I'll also note that it'd be worth simply experimenting. I've done quite a bit of benchmarking on various table sizes, and I can say that route calculation doesn't really dominate the computation time until the matrices are quite large (like 10000x10000). Prior to that, the constant factor for each location (coordinate lookup in the spatial index) tend to dominate request times. A 10k x 10k table request is approximately 100,000,000 routes calculated, and it does that in about 8 seconds on my laptop. For a 1x10000 matrix, that's only, well, 10,000 routes calculated, so you can expect the route calculation part to only really contribute about 0.0008 seconds to the total response time. Note that OSRM still has to do spatial lookups on the 10,000 coordinates, so that factor will likely dominate.
CH makes most path calculations extremely cheap (at most a few hundred edges explored even for cross-country routes). If it were me, I probably won't bother to pre-optimize this step in a system until it proved to be a major point of performance loss.
The same can't be said for other routing algorithms (A*, etc) where route calculations can get really expensive - but CH turns out to be insanely fast most of the time.
Very interesting! If my destinations rarely change, is it possible to amortize the long/lat lookups?

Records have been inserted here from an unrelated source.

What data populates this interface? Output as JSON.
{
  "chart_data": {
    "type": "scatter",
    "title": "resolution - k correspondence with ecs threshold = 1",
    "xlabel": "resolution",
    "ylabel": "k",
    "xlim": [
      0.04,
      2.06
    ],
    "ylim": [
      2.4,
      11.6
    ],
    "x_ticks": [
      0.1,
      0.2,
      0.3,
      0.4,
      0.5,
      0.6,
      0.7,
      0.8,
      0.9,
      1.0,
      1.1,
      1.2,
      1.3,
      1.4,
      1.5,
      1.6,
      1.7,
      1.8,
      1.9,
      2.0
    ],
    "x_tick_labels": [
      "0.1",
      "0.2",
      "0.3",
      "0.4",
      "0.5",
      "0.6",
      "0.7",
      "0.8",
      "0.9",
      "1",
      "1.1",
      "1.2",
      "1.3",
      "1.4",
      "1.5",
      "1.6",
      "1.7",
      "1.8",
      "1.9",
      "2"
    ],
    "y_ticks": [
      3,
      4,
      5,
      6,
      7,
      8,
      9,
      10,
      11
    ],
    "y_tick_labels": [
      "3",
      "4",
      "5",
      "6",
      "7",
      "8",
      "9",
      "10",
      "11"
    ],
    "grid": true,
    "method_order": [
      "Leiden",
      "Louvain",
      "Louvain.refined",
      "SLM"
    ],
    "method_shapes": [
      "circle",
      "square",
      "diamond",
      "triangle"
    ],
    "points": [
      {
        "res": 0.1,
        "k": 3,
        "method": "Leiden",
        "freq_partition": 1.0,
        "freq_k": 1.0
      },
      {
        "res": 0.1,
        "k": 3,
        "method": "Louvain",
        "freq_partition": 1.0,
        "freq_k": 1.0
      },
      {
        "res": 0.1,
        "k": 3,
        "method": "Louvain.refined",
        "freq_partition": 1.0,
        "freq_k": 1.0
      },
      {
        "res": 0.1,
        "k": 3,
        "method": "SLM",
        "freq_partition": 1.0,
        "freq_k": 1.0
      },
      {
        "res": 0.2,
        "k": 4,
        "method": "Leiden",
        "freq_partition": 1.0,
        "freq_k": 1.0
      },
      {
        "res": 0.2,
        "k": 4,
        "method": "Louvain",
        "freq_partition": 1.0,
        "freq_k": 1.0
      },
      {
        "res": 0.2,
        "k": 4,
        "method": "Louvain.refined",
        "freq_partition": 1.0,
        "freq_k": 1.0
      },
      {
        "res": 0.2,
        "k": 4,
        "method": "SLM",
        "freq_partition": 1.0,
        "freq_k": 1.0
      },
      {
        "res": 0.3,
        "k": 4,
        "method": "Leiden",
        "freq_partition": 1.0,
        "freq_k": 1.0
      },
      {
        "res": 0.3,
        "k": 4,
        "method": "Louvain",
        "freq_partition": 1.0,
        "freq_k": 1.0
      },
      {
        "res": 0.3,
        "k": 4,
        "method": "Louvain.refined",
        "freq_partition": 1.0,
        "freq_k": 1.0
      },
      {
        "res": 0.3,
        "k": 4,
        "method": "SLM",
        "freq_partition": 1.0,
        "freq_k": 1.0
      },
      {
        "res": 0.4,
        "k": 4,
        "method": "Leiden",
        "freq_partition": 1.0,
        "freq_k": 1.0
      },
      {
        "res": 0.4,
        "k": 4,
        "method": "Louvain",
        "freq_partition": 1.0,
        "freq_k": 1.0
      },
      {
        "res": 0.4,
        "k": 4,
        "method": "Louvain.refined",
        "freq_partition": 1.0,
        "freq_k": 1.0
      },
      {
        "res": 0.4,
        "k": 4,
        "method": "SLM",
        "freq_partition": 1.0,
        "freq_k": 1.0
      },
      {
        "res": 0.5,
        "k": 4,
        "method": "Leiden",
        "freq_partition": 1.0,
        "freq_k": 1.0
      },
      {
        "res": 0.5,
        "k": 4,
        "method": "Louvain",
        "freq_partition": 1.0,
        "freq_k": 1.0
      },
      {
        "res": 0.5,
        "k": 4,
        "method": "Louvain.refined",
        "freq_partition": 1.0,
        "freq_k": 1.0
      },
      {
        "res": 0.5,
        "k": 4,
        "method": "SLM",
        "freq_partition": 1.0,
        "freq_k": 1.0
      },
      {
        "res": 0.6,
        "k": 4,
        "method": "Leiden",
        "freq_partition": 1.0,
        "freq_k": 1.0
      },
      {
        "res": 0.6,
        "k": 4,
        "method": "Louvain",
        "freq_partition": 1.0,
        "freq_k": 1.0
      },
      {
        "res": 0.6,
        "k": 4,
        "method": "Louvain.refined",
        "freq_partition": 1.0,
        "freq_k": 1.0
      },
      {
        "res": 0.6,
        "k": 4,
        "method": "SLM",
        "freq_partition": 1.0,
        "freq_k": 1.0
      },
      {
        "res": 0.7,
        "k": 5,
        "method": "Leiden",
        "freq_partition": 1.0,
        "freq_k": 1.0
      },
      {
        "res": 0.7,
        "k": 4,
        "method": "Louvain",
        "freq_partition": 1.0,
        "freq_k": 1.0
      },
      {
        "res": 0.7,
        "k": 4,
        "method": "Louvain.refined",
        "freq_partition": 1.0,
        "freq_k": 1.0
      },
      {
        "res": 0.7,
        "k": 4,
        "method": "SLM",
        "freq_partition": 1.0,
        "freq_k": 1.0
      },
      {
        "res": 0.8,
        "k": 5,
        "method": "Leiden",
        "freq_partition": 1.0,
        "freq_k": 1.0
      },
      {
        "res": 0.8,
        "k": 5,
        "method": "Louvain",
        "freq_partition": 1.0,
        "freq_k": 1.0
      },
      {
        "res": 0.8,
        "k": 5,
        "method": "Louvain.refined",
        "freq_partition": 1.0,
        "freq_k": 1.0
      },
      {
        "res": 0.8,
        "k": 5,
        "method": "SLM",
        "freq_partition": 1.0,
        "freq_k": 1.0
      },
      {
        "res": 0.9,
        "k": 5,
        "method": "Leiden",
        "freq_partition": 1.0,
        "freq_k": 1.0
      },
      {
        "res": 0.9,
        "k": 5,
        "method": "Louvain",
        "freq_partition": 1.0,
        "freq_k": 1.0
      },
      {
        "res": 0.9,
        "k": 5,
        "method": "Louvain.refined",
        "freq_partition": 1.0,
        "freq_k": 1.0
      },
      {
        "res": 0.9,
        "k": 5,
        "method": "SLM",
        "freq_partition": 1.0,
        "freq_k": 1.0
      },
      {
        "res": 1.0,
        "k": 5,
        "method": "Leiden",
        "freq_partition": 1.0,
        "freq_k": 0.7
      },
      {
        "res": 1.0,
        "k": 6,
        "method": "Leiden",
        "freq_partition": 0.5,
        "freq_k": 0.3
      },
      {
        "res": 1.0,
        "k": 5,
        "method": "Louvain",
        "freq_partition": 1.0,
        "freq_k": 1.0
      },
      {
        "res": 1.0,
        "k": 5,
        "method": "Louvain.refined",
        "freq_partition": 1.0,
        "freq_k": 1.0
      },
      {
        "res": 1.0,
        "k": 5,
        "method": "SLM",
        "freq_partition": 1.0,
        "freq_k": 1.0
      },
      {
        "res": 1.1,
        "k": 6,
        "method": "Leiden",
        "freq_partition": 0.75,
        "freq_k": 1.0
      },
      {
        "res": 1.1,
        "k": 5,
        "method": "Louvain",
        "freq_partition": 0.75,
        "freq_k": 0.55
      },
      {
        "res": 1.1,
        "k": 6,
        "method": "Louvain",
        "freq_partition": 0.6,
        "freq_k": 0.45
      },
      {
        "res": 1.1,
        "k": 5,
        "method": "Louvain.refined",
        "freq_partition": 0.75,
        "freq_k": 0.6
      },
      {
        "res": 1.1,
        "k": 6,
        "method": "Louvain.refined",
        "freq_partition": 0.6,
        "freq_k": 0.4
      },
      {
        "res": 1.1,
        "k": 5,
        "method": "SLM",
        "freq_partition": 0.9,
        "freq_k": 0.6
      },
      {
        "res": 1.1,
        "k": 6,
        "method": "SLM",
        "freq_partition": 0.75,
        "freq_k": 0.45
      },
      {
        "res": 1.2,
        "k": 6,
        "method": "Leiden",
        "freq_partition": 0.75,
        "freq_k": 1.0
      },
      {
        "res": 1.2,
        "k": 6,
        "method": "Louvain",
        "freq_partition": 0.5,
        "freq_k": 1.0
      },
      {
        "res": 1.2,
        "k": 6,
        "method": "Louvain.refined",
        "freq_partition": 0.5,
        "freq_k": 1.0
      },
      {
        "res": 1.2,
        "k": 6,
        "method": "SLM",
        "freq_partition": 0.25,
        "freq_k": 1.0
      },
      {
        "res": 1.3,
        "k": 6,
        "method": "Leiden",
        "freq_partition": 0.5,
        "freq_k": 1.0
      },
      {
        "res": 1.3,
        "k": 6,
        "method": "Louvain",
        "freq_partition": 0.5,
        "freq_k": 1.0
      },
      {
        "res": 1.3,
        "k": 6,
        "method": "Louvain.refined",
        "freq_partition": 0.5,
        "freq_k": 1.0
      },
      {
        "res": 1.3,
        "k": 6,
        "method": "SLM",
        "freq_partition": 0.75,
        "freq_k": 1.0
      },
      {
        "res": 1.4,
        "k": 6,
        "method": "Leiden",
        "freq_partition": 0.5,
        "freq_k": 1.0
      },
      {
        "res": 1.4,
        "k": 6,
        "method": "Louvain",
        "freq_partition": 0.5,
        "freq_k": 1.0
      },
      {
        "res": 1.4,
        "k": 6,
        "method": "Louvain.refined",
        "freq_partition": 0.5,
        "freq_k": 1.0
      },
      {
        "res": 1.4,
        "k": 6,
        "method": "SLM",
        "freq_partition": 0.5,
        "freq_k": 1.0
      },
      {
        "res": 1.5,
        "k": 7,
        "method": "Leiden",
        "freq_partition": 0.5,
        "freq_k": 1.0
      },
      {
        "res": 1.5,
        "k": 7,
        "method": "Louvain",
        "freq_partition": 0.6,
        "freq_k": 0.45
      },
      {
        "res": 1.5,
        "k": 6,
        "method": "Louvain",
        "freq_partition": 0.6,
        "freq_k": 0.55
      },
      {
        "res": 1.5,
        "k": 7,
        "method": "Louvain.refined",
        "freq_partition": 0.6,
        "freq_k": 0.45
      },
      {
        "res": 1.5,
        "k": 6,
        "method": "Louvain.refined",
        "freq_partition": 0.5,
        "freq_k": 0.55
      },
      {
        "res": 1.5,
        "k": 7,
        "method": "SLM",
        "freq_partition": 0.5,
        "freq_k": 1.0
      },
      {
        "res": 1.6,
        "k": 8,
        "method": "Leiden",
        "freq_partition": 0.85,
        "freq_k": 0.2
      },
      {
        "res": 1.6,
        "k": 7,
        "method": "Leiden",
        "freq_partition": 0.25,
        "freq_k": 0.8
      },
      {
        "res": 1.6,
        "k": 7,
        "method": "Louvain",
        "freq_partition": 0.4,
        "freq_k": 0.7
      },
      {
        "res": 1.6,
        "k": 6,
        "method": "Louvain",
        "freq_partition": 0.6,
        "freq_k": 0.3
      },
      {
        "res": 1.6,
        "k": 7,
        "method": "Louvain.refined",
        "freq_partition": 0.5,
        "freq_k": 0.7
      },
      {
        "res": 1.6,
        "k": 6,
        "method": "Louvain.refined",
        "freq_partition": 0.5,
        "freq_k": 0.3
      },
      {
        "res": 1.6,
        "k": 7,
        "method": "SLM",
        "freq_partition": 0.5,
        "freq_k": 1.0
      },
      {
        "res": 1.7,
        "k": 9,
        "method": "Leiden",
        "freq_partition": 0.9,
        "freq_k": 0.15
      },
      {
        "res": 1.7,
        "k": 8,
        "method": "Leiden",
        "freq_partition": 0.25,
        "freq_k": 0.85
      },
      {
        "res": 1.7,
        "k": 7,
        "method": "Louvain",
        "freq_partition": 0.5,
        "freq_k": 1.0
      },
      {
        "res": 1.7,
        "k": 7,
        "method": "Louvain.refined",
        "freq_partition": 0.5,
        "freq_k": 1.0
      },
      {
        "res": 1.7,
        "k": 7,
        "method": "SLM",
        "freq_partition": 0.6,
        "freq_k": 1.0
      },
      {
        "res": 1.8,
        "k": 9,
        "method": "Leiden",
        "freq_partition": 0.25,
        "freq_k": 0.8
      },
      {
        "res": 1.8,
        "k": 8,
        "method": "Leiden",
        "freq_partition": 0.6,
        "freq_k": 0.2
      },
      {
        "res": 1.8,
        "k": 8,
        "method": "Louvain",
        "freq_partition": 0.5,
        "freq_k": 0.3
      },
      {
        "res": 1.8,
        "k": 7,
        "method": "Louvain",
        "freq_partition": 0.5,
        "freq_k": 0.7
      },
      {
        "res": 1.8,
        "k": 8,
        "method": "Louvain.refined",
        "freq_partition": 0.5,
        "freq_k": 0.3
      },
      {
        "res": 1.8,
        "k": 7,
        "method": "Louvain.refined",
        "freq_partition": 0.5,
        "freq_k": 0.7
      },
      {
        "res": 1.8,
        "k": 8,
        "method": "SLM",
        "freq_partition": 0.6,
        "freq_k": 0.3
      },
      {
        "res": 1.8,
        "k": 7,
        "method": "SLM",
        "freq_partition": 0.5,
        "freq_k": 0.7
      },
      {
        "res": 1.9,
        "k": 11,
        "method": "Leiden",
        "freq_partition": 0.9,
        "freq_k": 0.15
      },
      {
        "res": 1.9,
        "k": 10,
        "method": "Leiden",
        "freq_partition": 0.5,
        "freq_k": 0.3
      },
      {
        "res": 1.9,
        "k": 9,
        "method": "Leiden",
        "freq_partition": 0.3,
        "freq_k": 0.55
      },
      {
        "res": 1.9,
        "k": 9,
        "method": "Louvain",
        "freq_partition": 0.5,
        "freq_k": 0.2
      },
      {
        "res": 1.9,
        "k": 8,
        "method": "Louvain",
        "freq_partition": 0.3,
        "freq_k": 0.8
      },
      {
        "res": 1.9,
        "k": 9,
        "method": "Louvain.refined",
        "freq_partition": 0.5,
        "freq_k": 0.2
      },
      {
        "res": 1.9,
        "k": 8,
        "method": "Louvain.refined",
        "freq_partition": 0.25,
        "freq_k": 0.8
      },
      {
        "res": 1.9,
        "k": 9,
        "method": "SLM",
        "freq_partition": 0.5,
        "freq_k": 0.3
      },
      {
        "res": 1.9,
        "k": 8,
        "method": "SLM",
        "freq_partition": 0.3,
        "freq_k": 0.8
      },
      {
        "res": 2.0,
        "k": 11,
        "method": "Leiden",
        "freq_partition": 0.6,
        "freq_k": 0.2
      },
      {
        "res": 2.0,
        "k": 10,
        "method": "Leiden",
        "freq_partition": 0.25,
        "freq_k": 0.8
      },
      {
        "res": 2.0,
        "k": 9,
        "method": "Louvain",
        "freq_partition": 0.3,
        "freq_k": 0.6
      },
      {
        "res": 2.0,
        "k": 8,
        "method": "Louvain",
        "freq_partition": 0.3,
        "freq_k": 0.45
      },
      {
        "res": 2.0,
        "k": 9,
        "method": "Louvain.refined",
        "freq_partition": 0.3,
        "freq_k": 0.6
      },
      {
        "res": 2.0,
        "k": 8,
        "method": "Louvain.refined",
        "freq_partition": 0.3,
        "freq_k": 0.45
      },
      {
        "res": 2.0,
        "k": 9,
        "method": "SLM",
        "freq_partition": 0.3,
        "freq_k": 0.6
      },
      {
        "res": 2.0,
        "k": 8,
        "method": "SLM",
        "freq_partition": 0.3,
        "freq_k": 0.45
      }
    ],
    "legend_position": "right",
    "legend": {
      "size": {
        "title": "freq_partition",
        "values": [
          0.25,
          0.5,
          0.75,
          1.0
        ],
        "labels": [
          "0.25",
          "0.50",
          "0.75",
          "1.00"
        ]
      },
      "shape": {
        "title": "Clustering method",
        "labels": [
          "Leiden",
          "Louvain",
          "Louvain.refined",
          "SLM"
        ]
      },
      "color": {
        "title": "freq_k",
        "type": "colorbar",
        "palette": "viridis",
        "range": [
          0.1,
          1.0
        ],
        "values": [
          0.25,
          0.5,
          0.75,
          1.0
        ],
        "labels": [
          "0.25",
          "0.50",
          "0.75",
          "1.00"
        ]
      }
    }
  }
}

Yes. Take a read of the docs and look at the hints= parameter. In the API response, in the sources= and destinations= objects, will be a hint property. If you pass this value back in using the hints=<hint1>;<hint2>;<hint3> parameter, it'll skip the spatial lookup step and just use the result you supply. Note that the hints are designed to be opaque, and are only valid if retrieved from OSRM using exactly the same datafiles (i.e. if you regenerate your map, your hints are invalidated).
Ah so that's what the hints are for! Thank you very much :D